Your going to have to get your boat and trailer weighted. Load the boat as you would have it normally on your way to go boating. You want about 10% of the total weight as the tongue weight for proper trailer handling. Your going to have to move the boat forward on the trailer to increase the tongue weight or move some weight around in the boat. Depending on where the boat is on the trailer.
Then you can adjust the bunks, rollers and bow stop.


----------



## perchjerker (May 25, 2016)

in addition to the excellent advice posted, on some trailers you can move the axle to adjust the tongue weight


----------



## richg99 (May 26, 2016)

I've never done it, but I have read that you can weigh the tongue with a bathroom scale. richg99


----------



## lckstckn2smknbrls (May 26, 2016)

richg99 said:


> I've never done it, but I have read that you can weigh the tongue with a bathroom scale. richg99


Yes you can you but you will still need to know the total weight of the boat and trailer in order to know what the tongue weight should be.


----------



## perchjerker (May 26, 2016)

on a small rig like this I would just guesstimate the weight.

Its not that critical, as long as you have enough tongue weight to prevent trailer sway you will be fine, probably 100lbs would be more than enough


----------



## Scott85 (May 26, 2016)

Take it to a truck scale one time with just the truck and next time with the boat and trailer with the load out that you would normally go with. That way you can figure out the the weights.

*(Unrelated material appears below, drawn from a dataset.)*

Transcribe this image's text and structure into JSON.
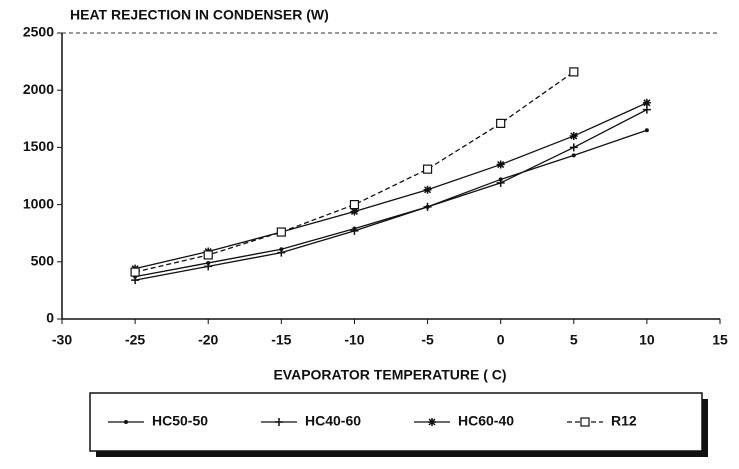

Sent from my iPhone using Tapatalk


----------



## iam2sam (May 27, 2016)

What I really wanted to know was if there is a generic method to adjust small boat trailers. From the responses I conclude that there isn't - it is specific to the trailer make and model. I don't need a scale to know that with the motor in running position I could easily lift the bow with my little finger and it stayed up in the air  I will see if there is an obvious fore and aft axle adjustment on the Teeny trailer. Otherwise I will look to position items in the boat to provide tongue weight. The situation did change for the better yesterday. PO had a mid-sized Mercury (35 - 40 HP) electric start remote control long shaft motor (~200 lbs) on an improvised raised transom. I have restored the original low transom and yesterday I procured a mid-1970s 25 HP two cylinder short shaft Evinrude pull start tiller steer motor that weighs <100 lbs. That in itself should help the balance somewhat (haven't installed the motor, so don't know how much). Fortunately I only tow locally at < 50 MPH so while swaying remains a concern, it is a bit less so than if I was towing long distances at high speeds.


----------



## WaterWaif (May 27, 2016)

Trailer designs vary enough to make it hard to have a generic approach across the board.
Roller trailers/bunkstyle trailers.
Supporting your hull is obviously important and some trailer set ups allow you to crank the boat up off most the trailer...not always a good thing...
Most possible adjustments are easy enough to spot. 
Your bow stop might need to be a little farther ahead if hull is still supported that way , but without pictures ,hard telling. Some/many trailers allow that adjustment easy enough.


----------